Fears have grown for Ireland’s credit rating after a fresh wave of capital injections, a stringent austerity programme and a contraction in the economy during the second quarter of this year. (article continues below)
At the same time as announcing the new Anglo Irish manoeuvre, the government unveiled an injection of €3 billion into Allied Irish Bank and of €2.7 billion into Irish Nationwide Building Society, roughly doubling their bailout costs.

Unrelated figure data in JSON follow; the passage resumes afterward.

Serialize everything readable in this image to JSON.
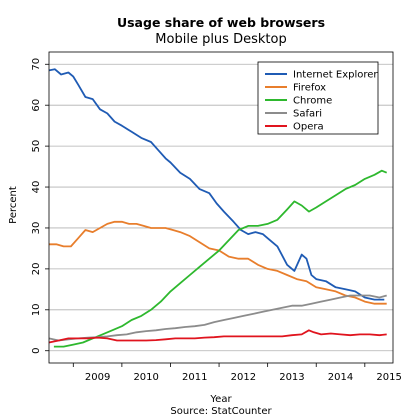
{
  "chart_data": {
    "type": "line",
    "title": "Usage share of web browsers",
    "subtitle": "Mobile plus Desktop",
    "xlabel": "Year",
    "ylabel": "Percent",
    "source": "Source: StatCounter",
    "xlim": [
      2008.5,
      2015.58
    ],
    "ylim": [
      -3,
      73
    ],
    "x_ticks": [
      "2009",
      "2010",
      "2011",
      "2012",
      "2013",
      "2014",
      "2015"
    ],
    "y_ticks": [
      "0",
      "10",
      "20",
      "30",
      "40",
      "50",
      "60",
      "70"
    ],
    "grid": "horizontal",
    "legend_position": "top-right",
    "series": [
      {
        "name": "Internet Explorer",
        "color": "#1f5bb4",
        "x": [
          2008.5,
          2008.62,
          2008.75,
          2008.9,
          2009.0,
          2009.1,
          2009.25,
          2009.4,
          2009.55,
          2009.7,
          2009.85,
          2010.0,
          2010.2,
          2010.4,
          2010.6,
          2010.75,
          2010.9,
          2011.0,
          2011.2,
          2011.4,
          2011.6,
          2011.8,
          2011.95,
          2012.1,
          2012.3,
          2012.45,
          2012.6,
          2012.75,
          2012.9,
          2013.0,
          2013.2,
          2013.4,
          2013.55,
          2013.7,
          2013.8,
          2013.9,
          2014.0,
          2014.2,
          2014.4,
          2014.6,
          2014.8,
          2015.0,
          2015.2,
          2015.4
        ],
        "values": [
          68.5,
          68.8,
          67.5,
          68.0,
          67.0,
          65.0,
          62.0,
          61.5,
          59.0,
          58.0,
          56.0,
          55.0,
          53.5,
          52.0,
          51.0,
          49.0,
          47.0,
          46.0,
          43.5,
          42.0,
          39.5,
          38.5,
          36.0,
          34.0,
          31.5,
          29.5,
          28.5,
          29.0,
          28.5,
          27.5,
          25.5,
          21.0,
          19.5,
          23.5,
          22.5,
          18.5,
          17.5,
          17.0,
          15.5,
          15.0,
          14.5,
          13.0,
          12.5,
          12.5
        ]
      },
      {
        "name": "Firefox",
        "color": "#e87e2c",
        "x": [
          2008.5,
          2008.65,
          2008.8,
          2008.95,
          2009.1,
          2009.25,
          2009.4,
          2009.55,
          2009.7,
          2009.85,
          2010.0,
          2010.15,
          2010.3,
          2010.45,
          2010.6,
          2010.75,
          2010.9,
          2011.05,
          2011.2,
          2011.4,
          2011.6,
          2011.8,
          2012.0,
          2012.2,
          2012.4,
          2012.6,
          2012.8,
          2013.0,
          2013.2,
          2013.4,
          2013.6,
          2013.8,
          2014.0,
          2014.2,
          2014.4,
          2014.6,
          2014.8,
          2015.0,
          2015.2,
          2015.45
        ],
        "values": [
          26.0,
          26.0,
          25.5,
          25.5,
          27.5,
          29.5,
          29.0,
          30.0,
          31.0,
          31.5,
          31.5,
          31.0,
          31.0,
          30.5,
          30.0,
          30.0,
          30.0,
          29.5,
          29.0,
          28.0,
          26.5,
          25.0,
          24.5,
          23.0,
          22.5,
          22.5,
          21.0,
          20.0,
          19.5,
          18.5,
          17.5,
          17.0,
          15.5,
          15.0,
          14.5,
          13.5,
          13.0,
          12.0,
          11.5,
          11.5
        ]
      },
      {
        "name": "Chrome",
        "color": "#2eb82e",
        "x": [
          2008.6,
          2008.8,
          2009.0,
          2009.2,
          2009.4,
          2009.6,
          2009.8,
          2010.0,
          2010.2,
          2010.4,
          2010.6,
          2010.8,
          2011.0,
          2011.2,
          2011.4,
          2011.6,
          2011.8,
          2012.0,
          2012.2,
          2012.4,
          2012.6,
          2012.8,
          2013.0,
          2013.2,
          2013.4,
          2013.55,
          2013.7,
          2013.85,
          2014.0,
          2014.2,
          2014.4,
          2014.6,
          2014.8,
          2015.0,
          2015.2,
          2015.35,
          2015.45
        ],
        "values": [
          1.0,
          1.0,
          1.5,
          2.0,
          3.0,
          4.0,
          5.0,
          6.0,
          7.5,
          8.5,
          10.0,
          12.0,
          14.5,
          16.5,
          18.5,
          20.5,
          22.5,
          24.5,
          27.0,
          29.5,
          30.5,
          30.5,
          31.0,
          32.0,
          34.5,
          36.5,
          35.5,
          34.0,
          35.0,
          36.5,
          38.0,
          39.5,
          40.5,
          42.0,
          43.0,
          44.0,
          43.5
        ]
      },
      {
        "name": "Safari",
        "color": "#8c8c8c",
        "x": [
          2008.5,
          2008.7,
          2008.9,
          2009.1,
          2009.3,
          2009.5,
          2009.7,
          2009.9,
          2010.1,
          2010.3,
          2010.5,
          2010.7,
          2010.9,
          2011.1,
          2011.3,
          2011.5,
          2011.7,
          2011.9,
          2012.1,
          2012.3,
          2012.5,
          2012.7,
          2012.9,
          2013.1,
          2013.3,
          2013.5,
          2013.7,
          2013.9,
          2014.1,
          2014.3,
          2014.5,
          2014.7,
          2014.9,
          2015.1,
          2015.3,
          2015.45
        ],
        "values": [
          3.0,
          2.5,
          2.8,
          3.0,
          3.2,
          3.3,
          3.5,
          3.8,
          4.0,
          4.5,
          4.8,
          5.0,
          5.3,
          5.5,
          5.8,
          6.0,
          6.3,
          7.0,
          7.5,
          8.0,
          8.5,
          9.0,
          9.5,
          10.0,
          10.5,
          11.0,
          11.0,
          11.5,
          12.0,
          12.5,
          13.0,
          13.5,
          13.5,
          13.5,
          13.0,
          13.5
        ]
      },
      {
        "name": "Opera",
        "color": "#e0141e",
        "x": [
          2008.5,
          2008.7,
          2008.9,
          2009.1,
          2009.3,
          2009.5,
          2009.7,
          2009.9,
          2010.1,
          2010.3,
          2010.5,
          2010.7,
          2010.9,
          2011.1,
          2011.3,
          2011.5,
          2011.7,
          2011.9,
          2012.1,
          2012.3,
          2012.5,
          2012.7,
          2012.9,
          2013.1,
          2013.3,
          2013.5,
          2013.7,
          2013.85,
          2013.95,
          2014.1,
          2014.3,
          2014.5,
          2014.7,
          2014.9,
          2015.1,
          2015.3,
          2015.45
        ],
        "values": [
          2.0,
          2.5,
          3.0,
          3.0,
          3.0,
          3.2,
          3.0,
          2.5,
          2.5,
          2.5,
          2.5,
          2.6,
          2.8,
          3.0,
          3.0,
          3.0,
          3.2,
          3.3,
          3.5,
          3.5,
          3.5,
          3.5,
          3.5,
          3.5,
          3.5,
          3.8,
          4.0,
          5.0,
          4.5,
          4.0,
          4.2,
          4.0,
          3.8,
          4.0,
          4.0,
          3.8,
          4.0
        ]
      }
    ]
  }
}
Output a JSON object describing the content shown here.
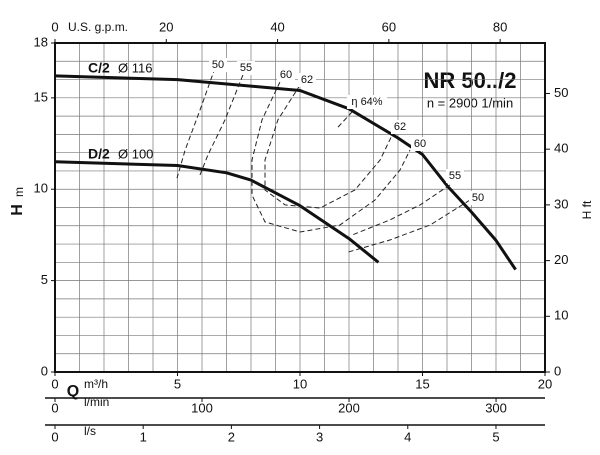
{
  "chart_data": {
    "type": "line",
    "title": "NR 50../2",
    "subtitle": "n = 2900 1/min",
    "x_axis_symbol": "Q",
    "x_axis_unit": "m³/h",
    "y_axis_symbol": "H",
    "y_axis_unit": "m",
    "y2_label": "H ft",
    "xlim": [
      0,
      20
    ],
    "xticks": [
      0,
      5,
      10,
      15,
      20
    ],
    "ylim": [
      0,
      18
    ],
    "yticks": [
      0,
      5,
      10,
      15,
      18
    ],
    "y2lim": [
      0,
      59.06
    ],
    "y2ticks": [
      0,
      10,
      20,
      30,
      40,
      50
    ],
    "grid": true,
    "xgrid": [
      0,
      1,
      2,
      3,
      4,
      5,
      6,
      7,
      8,
      9,
      10,
      11,
      12,
      13,
      14,
      15,
      16,
      17,
      18,
      19,
      20
    ],
    "ygrid": [
      0,
      1,
      2,
      3,
      4,
      5,
      6,
      7,
      8,
      9,
      10,
      11,
      12,
      13,
      14,
      15,
      16,
      17,
      18
    ],
    "extra_x_axes": [
      {
        "label": "U.S. g.p.m.",
        "lim": [
          0,
          88.06
        ],
        "ticks": [
          0,
          20,
          40,
          60,
          80
        ]
      },
      {
        "label": "l/min",
        "lim": [
          0,
          333.3
        ],
        "ticks": [
          0,
          100,
          200,
          300
        ]
      },
      {
        "label": "l/s",
        "lim": [
          0,
          5.556
        ],
        "ticks": [
          0,
          1,
          2,
          3,
          4,
          5
        ]
      }
    ],
    "series": [
      {
        "name": "C/2",
        "diameter": "Ø 116",
        "color": "#111111",
        "x": [
          0,
          5,
          10,
          12,
          14,
          15,
          16,
          17,
          18,
          18.8
        ],
        "values": [
          16.2,
          16.0,
          15.4,
          14.4,
          12.8,
          11.9,
          10.2,
          8.75,
          7.2,
          5.6
        ]
      },
      {
        "name": "D/2",
        "diameter": "Ø 100",
        "color": "#111111",
        "x": [
          0,
          5,
          7,
          8,
          10,
          12,
          13.2
        ],
        "values": [
          11.5,
          11.3,
          10.9,
          10.5,
          9.1,
          7.3,
          6.0
        ]
      }
    ],
    "efficiency": [
      {
        "name": "50",
        "x": [
          6.53,
          5.92,
          5.31,
          4.98,
          null,
          16.94,
          15.31,
          13.67,
          11.96
        ],
        "values": [
          16.63,
          14.33,
          12.14,
          10.61,
          null,
          9.41,
          8.04,
          7.22,
          6.56
        ]
      },
      {
        "name": "55",
        "x": [
          7.67,
          6.94,
          6.24,
          5.92,
          null,
          16.12,
          14.9,
          13.67,
          12.12
        ],
        "values": [
          16.25,
          13.79,
          11.87,
          10.78,
          null,
          10.23,
          9.14,
          8.32,
          7.49
        ]
      },
      {
        "name": "60",
        "x": [
          9.18,
          8.45,
          8.04,
          8.04,
          8.57,
          10,
          11.63,
          13.06,
          14.08,
          14.49
        ],
        "values": [
          15.86,
          13.79,
          11.6,
          9.68,
          8.21,
          7.66,
          8.04,
          9.41,
          11.05,
          12.14
        ]
      },
      {
        "name": "62",
        "x": [
          10,
          9.1,
          8.57,
          8.57,
          9.39,
          10.82,
          12.24,
          13.27,
          13.8
        ],
        "values": [
          15.7,
          13.79,
          11.6,
          9.96,
          9.14,
          8.97,
          9.96,
          11.6,
          13.07
        ]
      },
      {
        "name": "η 64%",
        "x": [
          11.55,
          12.12
        ],
        "values": [
          13.4,
          14.22
        ]
      }
    ]
  }
}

As a result the country’s budget deficit will move from the planned 11.75% of GDP to 32%, far higher than eurozone guidelines of 3%. The government still plans to reduce the deficit to 3% by 2014, despite the negative effect of austerity measures on growth.
The government is suspending Irish bond issuance until next year. Senior bondholders in Anglo Irish will be paid in full, but “arrangements” will be made for the others, Lenihan said.
In the meantime, Ireland will tap its national pension fund, its cash reserves and its sovereign wealth fund to fund the bank bailouts, whose costs are running at €10,000 for every member of the population.
Dan O’Connor, the chairman of Anglo Irish, and Colm Doherty, the acting managing director, are leaving the bank following the announcements.